Member of the Illinois House of Representatives from the 39th district
- In office January 1991 – January 2002
- Preceded by: Ralph H. Barger
- Succeeded by: Roger Marquardt

Personal details
- Born: December 9, 1948 Oak Park, Illinois
- Died: July 22, 2016 (aged 67) Glen Ellyn, Illinois
- Party: Republican
- Spouse: Donna
- Children: One son
- Alma mater: University of Illinois (B.S.) Northern Illinois University (M.Ed.)
- Profession: Teacher Lobbyist

= Vincent Persico =

American politician

Vincent A. Persico (December 9, 1948 – July 22, 2016) was an American politician who served as a Republican member of the Illinois House of Representatives from 1991 to 2002.

==Early life, education and teaching career==
He was born in Oak Park, Illinois and raised in the western suburbs of Chicago. He graduated from University of Illinois at Urbana–Champaign with a bachelor's in history and education. He became a teacher, first at Main Street Elementary School, then at Hadley Junior High School.
In 1986, he earned his masters of education from Northern Illinois University.

==Political career==
Also in 1986, Persico challenged incumbent Ralph H. Barger in the Republican primary to represent the 39th district in the Illinois General Assembly. He was unsuccessful. He ran for office three more times; first an unsuccessful rematch against Barger; a successful run for Milton Township Trustee; and a successful run two more attempts, defeating Barger in the 1990 Republican primary, which was tantamount to election. He continued to teach while a member of the Illinois House of Representatives.

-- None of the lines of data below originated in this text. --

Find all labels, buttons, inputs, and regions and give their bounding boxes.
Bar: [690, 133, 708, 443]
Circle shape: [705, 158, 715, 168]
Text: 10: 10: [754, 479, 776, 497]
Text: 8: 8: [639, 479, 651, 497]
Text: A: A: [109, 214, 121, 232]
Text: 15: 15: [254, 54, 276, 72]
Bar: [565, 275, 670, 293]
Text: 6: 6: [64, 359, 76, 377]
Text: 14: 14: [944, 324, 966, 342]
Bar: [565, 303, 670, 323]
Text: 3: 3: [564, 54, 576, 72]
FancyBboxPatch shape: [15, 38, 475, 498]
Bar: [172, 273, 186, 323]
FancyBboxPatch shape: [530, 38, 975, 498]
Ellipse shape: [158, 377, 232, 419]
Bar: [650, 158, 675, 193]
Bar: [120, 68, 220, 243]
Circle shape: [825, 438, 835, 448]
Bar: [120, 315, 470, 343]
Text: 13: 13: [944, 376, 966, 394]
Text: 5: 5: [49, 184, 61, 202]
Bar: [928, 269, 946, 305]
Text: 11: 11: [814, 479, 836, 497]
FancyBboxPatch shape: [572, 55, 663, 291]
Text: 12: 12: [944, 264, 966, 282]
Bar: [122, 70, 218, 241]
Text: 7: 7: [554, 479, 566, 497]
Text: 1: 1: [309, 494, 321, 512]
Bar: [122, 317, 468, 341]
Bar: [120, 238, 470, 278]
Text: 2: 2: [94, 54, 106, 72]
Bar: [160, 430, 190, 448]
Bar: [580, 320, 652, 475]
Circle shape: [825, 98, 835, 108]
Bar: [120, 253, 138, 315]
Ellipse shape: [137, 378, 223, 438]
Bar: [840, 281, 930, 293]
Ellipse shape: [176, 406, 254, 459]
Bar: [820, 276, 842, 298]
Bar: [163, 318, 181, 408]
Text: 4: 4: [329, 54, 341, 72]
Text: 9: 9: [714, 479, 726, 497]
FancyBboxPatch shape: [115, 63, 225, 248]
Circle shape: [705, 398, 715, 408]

In his first term, he was a member of the following committees; Education Appropriations; Educational Finance (vice spokesman); Elementary and Secondary Education; Energy and Environment; and Transportation and Motor Vehicles. He was Vice Spokesman for the Education Finance committee. During his tenure, he was active in deregulation and brownfield remediation issues. He was the leader of the successful movement to deregulate electric utilities in Illinois. He was the author of the rewritten Telecommunications Act, which deregulated telecommunications.

==Resignation and lobbying==
After announcing his intention not to run for reelection in the 2002 general election, Persico resigned early in order to become a lobbyist. His clients included DuPage County government and the Illinois Society of Eye Physicians. A panel, led by Pate Philip chose Roger Marquardt, executive director of the DuPage Airport, to complete the remainder of his term.